Una casa editrice digitale oggi è non solo artefice di contenuti, ma è essa stessa parte, protagonista, osservatrice della rete. L’insondabile percorso dei flussi trasfigura l’organizzatore e il creatore dei contenuti in luogo di partenza ma anche di arrivo di quegli stessi contenuti.
Nodo vivente di quell’ecosistema narrativo e narrante che è la rete, un editore digitale non può più (anzi, non deve proprio) pensare di essere elemento pedagogico unidirezionale, ma deve (ri)pensarsi come parte bidirezionale di quell’ecosistema, pronto quindi ad attraversare la rete, ma anche, e soprattutto, a lasciarsene attraversare.
La collana Social Media Landscapes di Errant Editions nasce esattamente con questo scopo. Visioni, attimi narrativi, analisi brevi e incisive che lasciano spazio a tutto il mondo inesplorato che sta al di là di quelle colonne d’Ercole che delimitano le visioni tradizionali.
Non un banale approccio how to, non un tedioso metodo manualistico, bensì una narrazione che si inserisce in quella narrazione più ampia che è la rete.
La rete è un racconto. L’unico modo per analizzarla è quello di raccontarla a nostra volta.
Angelo Ricci
 

Stories that intersect in an endless stream. Narrative ecosystems   that constantly reproduce that desire for stories  mankind always carries.
Centuries seem to have passed from cyberpunk revolution that, at the dawn of the Web, celebrated  the reproduction of virtual reality.
Thousands of years have actually passed since the day when, for the first time, a homo sapiens (or even a Neanderthal, just to once again share the visionary obsessions of Philip Dick), in the darkness of a cave, hlaid down on the damp walls the drawings of a hunt.
And if, as  wrote E.M. Forster in “Aspects of the Novel” that day marked the beginning of narration, so today, also came the prophetic vision, but tinged with pessimism  we can begin to see the point of arrival (which always and in any case, it is also a starting point) of the irrepressible human need of stories and telling narrative then pose to us today. Landscapes complex Narrative landscapes require our attention, complex , shared and interwined narrative landscapes ,social landscapes, we can say.  Narrative landscapes in which we are, in a fascinating game of mirrors ( as Borges  would have liked) , in the same time, spectators and players.

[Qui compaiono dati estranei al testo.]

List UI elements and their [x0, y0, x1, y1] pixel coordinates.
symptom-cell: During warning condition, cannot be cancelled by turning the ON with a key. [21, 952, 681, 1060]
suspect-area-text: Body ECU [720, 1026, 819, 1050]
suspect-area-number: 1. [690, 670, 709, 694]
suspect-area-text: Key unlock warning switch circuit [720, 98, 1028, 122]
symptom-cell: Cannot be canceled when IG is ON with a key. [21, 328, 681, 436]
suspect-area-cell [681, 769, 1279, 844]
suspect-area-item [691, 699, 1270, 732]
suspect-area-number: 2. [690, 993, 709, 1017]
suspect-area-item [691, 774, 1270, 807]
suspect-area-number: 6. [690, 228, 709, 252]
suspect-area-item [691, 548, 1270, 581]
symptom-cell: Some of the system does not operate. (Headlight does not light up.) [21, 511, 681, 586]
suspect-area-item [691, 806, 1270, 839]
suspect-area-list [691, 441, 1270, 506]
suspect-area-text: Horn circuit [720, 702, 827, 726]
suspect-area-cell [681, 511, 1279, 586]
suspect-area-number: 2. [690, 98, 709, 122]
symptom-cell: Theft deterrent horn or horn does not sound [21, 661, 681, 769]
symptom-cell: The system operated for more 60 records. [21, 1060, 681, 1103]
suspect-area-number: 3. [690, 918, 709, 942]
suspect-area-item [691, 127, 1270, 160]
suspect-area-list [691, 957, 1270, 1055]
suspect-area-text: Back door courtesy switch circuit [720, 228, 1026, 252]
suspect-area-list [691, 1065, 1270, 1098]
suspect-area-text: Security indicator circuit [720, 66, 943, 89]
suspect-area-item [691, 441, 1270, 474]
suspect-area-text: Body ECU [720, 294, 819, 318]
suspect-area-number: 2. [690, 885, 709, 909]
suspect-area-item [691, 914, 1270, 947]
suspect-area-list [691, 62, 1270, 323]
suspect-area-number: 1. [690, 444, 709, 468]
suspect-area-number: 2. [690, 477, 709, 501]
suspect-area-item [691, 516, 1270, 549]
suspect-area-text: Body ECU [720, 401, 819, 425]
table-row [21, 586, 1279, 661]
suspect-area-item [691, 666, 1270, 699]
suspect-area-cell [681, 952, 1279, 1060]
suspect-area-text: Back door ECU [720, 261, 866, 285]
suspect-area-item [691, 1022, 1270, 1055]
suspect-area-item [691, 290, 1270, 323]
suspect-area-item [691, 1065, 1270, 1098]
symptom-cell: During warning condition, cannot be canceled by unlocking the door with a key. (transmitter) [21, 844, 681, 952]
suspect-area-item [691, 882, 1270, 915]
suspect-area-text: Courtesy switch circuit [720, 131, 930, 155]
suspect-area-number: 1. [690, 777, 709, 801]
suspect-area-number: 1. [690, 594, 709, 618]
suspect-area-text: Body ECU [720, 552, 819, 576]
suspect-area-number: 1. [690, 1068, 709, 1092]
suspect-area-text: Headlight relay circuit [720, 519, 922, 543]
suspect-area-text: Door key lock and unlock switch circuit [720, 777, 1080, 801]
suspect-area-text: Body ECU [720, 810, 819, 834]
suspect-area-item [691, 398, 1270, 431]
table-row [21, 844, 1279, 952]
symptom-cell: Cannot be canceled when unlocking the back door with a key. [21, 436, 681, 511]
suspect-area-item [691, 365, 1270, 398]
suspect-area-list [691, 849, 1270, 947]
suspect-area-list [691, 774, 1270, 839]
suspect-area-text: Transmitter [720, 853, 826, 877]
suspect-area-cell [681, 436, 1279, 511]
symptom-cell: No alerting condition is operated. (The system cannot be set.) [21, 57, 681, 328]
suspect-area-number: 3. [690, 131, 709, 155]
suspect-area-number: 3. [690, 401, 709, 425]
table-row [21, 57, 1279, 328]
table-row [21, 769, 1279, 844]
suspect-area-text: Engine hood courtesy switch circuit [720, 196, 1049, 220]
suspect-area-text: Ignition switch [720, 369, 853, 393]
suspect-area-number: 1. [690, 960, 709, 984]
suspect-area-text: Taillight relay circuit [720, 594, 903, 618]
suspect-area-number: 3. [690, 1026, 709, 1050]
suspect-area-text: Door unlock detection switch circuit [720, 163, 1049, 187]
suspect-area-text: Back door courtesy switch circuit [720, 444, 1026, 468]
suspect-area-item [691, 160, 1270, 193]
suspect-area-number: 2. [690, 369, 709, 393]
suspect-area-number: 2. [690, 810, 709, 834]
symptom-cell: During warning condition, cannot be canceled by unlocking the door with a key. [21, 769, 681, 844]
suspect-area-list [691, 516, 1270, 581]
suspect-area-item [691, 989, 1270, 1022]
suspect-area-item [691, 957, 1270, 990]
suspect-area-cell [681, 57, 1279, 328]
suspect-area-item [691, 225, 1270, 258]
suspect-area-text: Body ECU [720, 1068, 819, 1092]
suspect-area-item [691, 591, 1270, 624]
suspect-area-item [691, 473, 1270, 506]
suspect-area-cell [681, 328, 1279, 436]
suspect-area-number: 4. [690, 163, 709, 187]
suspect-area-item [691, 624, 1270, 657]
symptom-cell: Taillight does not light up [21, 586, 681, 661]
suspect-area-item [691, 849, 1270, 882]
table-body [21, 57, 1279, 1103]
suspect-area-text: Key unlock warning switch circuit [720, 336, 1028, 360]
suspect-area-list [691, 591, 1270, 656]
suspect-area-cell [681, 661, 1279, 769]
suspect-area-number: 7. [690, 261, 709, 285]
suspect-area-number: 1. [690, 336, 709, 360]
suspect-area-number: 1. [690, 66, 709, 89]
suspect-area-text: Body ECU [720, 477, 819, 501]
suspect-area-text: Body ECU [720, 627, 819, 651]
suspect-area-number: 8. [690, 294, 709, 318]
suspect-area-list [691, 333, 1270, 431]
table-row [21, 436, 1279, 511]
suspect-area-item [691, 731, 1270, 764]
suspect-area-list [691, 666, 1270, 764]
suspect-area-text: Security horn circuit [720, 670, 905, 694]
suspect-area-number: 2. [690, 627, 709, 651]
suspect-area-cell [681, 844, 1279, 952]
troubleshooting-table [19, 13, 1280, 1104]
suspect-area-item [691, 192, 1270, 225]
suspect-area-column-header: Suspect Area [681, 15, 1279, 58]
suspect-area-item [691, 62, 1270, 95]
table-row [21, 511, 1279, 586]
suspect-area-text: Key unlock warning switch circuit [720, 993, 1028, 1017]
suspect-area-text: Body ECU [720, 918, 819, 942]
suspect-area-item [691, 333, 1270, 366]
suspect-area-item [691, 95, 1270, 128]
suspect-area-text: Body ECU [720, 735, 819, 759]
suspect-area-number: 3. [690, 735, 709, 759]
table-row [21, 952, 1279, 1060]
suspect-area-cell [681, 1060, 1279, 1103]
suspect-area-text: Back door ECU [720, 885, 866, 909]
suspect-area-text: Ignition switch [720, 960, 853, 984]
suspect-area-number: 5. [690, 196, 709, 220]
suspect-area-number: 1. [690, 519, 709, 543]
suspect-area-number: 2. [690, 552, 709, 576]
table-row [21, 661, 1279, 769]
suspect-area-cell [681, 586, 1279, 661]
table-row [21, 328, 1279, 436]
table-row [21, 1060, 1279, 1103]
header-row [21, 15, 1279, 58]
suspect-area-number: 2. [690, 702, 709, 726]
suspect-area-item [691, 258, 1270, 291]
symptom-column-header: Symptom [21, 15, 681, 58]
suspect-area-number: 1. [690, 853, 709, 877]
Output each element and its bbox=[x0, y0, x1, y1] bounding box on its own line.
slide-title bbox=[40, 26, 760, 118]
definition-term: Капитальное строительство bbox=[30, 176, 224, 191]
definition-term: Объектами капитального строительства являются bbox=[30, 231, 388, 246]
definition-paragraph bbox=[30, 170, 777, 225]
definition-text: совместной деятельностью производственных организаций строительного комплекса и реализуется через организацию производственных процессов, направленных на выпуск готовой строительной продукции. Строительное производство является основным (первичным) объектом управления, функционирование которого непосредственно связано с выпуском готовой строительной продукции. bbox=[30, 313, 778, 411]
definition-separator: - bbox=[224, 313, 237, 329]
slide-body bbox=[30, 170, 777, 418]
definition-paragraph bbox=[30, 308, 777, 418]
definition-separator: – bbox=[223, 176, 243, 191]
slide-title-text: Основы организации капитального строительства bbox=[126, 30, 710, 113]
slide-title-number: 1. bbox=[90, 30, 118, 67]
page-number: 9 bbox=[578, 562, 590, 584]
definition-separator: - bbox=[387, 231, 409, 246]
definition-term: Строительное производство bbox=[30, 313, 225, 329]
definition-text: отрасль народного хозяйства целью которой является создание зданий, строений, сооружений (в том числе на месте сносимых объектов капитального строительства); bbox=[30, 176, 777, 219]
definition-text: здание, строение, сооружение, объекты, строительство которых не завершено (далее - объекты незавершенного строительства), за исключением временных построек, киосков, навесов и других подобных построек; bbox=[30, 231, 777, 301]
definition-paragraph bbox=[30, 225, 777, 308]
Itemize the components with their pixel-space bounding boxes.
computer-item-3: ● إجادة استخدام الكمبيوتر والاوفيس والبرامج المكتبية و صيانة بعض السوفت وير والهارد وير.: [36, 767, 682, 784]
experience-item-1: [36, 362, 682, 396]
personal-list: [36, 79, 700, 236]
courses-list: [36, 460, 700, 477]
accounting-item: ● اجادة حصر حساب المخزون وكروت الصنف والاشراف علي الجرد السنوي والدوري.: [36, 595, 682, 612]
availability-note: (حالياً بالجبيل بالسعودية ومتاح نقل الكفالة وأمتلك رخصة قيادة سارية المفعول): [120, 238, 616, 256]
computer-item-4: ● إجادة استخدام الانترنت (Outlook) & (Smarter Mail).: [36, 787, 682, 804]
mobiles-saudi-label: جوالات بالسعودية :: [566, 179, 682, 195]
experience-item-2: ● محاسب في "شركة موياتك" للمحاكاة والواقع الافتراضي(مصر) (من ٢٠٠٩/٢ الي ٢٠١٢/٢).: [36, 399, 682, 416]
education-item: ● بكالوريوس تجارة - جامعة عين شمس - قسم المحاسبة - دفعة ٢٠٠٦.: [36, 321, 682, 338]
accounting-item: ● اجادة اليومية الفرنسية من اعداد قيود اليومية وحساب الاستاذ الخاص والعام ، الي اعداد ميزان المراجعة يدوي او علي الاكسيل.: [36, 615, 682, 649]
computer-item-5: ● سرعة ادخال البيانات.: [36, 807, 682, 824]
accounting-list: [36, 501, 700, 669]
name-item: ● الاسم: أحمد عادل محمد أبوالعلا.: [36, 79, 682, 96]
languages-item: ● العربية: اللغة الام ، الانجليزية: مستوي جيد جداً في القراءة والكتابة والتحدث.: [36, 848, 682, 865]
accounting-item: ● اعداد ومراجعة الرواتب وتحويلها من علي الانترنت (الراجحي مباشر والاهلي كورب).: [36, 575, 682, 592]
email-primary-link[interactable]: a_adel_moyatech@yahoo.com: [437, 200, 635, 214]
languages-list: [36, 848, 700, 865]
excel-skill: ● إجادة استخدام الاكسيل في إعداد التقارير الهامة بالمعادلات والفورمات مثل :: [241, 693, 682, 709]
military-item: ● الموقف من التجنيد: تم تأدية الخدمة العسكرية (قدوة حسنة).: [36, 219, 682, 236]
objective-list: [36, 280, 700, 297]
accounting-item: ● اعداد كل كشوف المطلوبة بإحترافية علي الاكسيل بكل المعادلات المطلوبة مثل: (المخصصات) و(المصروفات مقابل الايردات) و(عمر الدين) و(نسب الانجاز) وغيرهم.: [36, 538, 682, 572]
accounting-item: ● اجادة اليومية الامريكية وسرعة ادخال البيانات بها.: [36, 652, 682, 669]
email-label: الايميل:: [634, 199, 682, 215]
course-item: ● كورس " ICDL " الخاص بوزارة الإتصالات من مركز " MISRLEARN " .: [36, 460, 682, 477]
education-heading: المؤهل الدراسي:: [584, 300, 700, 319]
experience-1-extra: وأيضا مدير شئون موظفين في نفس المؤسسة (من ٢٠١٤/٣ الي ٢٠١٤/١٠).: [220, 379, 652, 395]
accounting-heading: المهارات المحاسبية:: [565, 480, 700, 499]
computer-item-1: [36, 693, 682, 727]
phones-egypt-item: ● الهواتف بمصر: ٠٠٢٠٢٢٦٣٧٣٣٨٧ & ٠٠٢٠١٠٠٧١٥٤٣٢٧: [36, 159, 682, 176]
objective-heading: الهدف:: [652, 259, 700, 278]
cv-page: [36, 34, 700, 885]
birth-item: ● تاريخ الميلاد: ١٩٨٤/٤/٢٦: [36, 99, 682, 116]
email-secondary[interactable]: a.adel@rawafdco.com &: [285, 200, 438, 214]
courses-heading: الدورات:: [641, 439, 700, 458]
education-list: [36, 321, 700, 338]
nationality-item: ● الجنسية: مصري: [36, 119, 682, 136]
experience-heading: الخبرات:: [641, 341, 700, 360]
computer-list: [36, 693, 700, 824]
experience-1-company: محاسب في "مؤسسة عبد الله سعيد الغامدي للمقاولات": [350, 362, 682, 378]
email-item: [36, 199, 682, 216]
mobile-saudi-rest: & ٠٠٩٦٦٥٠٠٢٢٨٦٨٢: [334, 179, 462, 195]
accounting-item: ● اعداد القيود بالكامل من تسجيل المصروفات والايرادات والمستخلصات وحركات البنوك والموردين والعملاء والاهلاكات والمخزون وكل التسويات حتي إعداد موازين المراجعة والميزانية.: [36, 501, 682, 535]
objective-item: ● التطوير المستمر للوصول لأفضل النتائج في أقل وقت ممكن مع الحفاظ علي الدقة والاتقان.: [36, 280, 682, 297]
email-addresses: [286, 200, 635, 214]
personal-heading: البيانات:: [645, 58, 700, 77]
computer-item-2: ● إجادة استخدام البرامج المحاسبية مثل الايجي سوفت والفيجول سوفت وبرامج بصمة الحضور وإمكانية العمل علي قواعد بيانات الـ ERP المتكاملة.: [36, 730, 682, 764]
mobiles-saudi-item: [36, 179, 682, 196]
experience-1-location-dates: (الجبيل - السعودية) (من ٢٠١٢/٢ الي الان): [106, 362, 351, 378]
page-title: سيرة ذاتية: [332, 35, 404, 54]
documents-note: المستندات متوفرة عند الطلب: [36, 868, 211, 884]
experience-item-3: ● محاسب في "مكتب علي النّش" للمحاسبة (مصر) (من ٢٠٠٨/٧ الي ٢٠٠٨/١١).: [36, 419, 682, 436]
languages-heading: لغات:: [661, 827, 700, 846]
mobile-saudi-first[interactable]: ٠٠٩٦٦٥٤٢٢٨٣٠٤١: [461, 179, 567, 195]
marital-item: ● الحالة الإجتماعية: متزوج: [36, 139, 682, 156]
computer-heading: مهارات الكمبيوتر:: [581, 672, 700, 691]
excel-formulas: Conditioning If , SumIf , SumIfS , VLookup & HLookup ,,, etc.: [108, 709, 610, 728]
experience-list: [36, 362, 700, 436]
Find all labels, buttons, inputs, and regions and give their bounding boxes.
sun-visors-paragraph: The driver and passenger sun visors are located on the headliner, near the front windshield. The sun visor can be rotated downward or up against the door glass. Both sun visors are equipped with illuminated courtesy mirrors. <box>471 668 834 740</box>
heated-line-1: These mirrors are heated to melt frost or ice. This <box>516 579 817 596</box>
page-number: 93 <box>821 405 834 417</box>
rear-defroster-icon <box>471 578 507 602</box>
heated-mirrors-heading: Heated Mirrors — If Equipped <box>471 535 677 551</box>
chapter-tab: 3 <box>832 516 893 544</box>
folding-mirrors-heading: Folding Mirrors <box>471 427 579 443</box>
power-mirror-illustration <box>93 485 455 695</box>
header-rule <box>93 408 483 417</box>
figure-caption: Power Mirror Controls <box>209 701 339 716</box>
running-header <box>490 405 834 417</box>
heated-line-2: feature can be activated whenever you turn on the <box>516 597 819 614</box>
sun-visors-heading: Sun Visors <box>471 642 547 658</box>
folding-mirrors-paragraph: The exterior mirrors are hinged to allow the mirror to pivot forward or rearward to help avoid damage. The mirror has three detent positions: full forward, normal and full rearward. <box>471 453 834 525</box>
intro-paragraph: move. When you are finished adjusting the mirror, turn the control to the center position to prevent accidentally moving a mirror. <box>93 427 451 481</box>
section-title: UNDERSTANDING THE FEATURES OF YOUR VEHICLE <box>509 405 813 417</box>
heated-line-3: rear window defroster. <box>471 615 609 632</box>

Fragments of a conversation ( raw and sophisticated, complete and even discontinuous, personal, and involving structural analysis) which  continue inexhaustibly to express themselves in what Saramago called “the endless sea of ​​the Internet.” But always narrative fragments that are organized within those places that create well-defined (and created) by the network.
A digital publisher today is not only  creator of contenst, but is itself part,  protagonist, and observer of the web The unfathomable flows path transfigures the organizer and creator of contents in place of departure as well as arrival of the  same content.

Living core  of the narrative and narrating ecosystem that is the Web,  a digital publisher can not (indeed, must not) think to be pedagogical  unidirectional element but must (re) think itself  as bidirectional part of that ecosystem ready to cross the web , but also, and above all, to allow itself  to be crossed.
The  Social Media Landscapes Project by Errant Editions has  exactly this purpose. Visions, narrative moments, brief and incisive analysis leaving spaces for the whole unexplored world that is beyond the Pillars of Hercules which border the traditional views.
Not a banal ” how to”approach, not a tedious method as in  textbooks, but a narrative path that fits into the larger Narration, the whole Web
The Web has a story. The only way to analyze it is to tell it in our turn.